According to Tank, life in Juba was good for several years after the businesses took off. An Indian Association, formed by the immigrants living in Juba, held regular events for the city’s south Asians. “We used to go out every night to eat together, late into the night,” said Tank, who heads the organisation. “You could stay out and you were safe.” Kuber D told me how, all through the early days of independence, business was booming even for a small entrepreneur like himself. “All the UN officers would come eat with us. We had military generals coming and spending hundreds of dollars a week,” he said.

Then, in 2013, the war hit. Prior to the signing of the CPA in 2005, Kiir and Machar, belonging to different ethnic communities, were both high ranking officials in the Sudan People’s Liberation Army (SPLA). They had come into conflict over a splinter group Machar had formed in 1991 and dissolved in 2002, before rejoining the SPLA. In 2005, when the SPLA became the governing force in South Sudan, Kiir was installed as President, with Machar as his deputy.

For a couple of years, their relationship seemed to hold. But things came to a head in 2013, when Kiir removed Machar from his post as vice president. In December that year, over a matter of a few days, unknown thousands of civilians were killed in Juba by the president’s forces. That time around, the Indian embassy took nearly two weeks to arrange an evacuation flight. The onset of war forced many Indians to leave. Almost overnight, a community of about two thousand became a few hundred.

For the next year-and-a half, a civil war spread through the nation, fractured along ethnic lines: the Dinka, led by Kiir, and the Nuer, led by Machar, both of whom wanted to gain control over South Sudan’s oil fields and state capitals. The war wreaked havoc on the fragile new nation. Millions of South Sudanese were rendered homeless and forced to hide-out at UN camps, which swelled to five or six times their capacity. The civilian population was subjected to rape and targeted killings, and by May 2015, over 4 million people were reportedly unable to obtain enough food. Finally, in August 2015, the two leaders signed a peace deal reinstating Machar as vice-president. But the let-up in the violence came to an end last month.

“Now things are different,” Kuber told me, as he stood overlooking the empty courtyard of his restaurant. “The UN staff is too scared to come and I get few customers. I’m running this just to give these few workers something of a livelihood.” he said. Though Kuber stuck it out through the 2013 unrest, he decided to leave this time around.
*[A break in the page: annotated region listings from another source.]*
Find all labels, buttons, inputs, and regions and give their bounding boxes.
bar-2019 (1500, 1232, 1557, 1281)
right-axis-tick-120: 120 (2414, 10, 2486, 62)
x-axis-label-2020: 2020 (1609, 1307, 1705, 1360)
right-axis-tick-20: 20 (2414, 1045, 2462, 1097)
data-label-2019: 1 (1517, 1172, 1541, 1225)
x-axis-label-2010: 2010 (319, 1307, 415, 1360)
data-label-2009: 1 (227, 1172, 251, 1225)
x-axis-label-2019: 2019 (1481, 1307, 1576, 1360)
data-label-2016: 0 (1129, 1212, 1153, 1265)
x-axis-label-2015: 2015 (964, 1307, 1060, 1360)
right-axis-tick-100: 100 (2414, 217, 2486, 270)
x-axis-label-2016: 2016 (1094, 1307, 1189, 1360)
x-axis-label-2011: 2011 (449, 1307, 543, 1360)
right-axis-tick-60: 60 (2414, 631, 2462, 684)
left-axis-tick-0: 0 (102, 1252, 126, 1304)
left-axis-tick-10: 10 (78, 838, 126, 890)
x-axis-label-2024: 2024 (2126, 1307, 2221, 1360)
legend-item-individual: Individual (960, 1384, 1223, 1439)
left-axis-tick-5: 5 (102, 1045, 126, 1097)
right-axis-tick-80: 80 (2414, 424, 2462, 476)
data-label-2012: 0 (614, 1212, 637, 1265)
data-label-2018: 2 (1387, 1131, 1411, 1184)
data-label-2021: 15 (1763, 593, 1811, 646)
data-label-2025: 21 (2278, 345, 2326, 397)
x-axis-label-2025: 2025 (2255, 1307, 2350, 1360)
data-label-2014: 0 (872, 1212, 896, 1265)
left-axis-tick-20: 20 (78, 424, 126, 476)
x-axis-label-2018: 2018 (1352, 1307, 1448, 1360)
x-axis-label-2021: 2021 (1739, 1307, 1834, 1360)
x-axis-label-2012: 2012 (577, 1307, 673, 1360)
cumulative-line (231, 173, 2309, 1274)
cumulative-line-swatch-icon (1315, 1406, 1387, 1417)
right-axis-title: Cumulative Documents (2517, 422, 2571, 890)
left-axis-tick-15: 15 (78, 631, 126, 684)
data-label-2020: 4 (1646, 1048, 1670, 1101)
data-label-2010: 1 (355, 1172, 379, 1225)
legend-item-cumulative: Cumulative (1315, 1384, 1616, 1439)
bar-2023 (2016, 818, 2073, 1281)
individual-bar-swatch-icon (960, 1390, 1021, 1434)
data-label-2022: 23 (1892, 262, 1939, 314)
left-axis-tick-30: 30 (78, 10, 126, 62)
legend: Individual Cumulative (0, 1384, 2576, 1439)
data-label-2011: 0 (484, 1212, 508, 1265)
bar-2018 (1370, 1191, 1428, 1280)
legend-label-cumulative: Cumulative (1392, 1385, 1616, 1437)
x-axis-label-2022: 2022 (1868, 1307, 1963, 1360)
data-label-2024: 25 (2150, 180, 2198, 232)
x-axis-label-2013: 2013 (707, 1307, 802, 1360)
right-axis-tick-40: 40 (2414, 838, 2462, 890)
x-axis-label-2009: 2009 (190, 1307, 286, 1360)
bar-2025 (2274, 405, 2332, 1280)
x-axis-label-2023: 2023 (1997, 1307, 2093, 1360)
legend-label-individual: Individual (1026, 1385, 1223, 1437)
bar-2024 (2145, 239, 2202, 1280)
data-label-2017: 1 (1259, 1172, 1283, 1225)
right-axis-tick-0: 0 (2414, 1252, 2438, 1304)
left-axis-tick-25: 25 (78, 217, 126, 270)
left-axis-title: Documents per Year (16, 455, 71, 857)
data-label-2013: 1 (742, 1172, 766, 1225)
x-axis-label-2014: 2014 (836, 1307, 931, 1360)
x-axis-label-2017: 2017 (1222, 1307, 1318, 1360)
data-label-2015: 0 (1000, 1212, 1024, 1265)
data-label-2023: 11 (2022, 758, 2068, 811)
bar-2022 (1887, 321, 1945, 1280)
He was in Chennai when I spoke to him in late July, and intended to go back only to close up the restaurant.

With the South Sudanese Pound losing several points to the US dollar almost daily, the situation has become untenable. Sanjay Patel, the director of Jit Mart, the largest supermarket in Juba, bemoaned the circumstances. Patel had been working with Jit Mart in Tanzania, and brought the franchise with him to Juba when he came, in 2006. “By the time it goes from the shelf to sale, I’m losing money on everything. The floating currency is worse than the war,” he said. Even so, he sent off his friends at the airport last week, electing instead to stay back.

At the moment, it appears that most of the Indians who left South Sudan were those that had come here for jobs. “The life is in Africa,” Patel told me. “I don’t think I will ever return to India.” “There’s too much to lose here,” Manohar said, while talking of his family’s businesses and assets. “Even during the 2013 war, we just moved everything into the compound and waited, we never left.”

The most recent bout of violence may be the straw to break the camel’s back. On 26 July, after a 48-hour ultimatum, the president replaced Machar, who had refused to return to Juba unless an international body brokered peace. The United Nations has approved resolutions to keep troops in South Sudan and though Kiir has staged public rallies against intervention, the rebel forces welcomed the move. The question now, then, is just how much longer these businessmen can hold out. When the next evacuation flight takes off from Juba, how many of those seats will be filled, and what will be the state of the country they leave behind?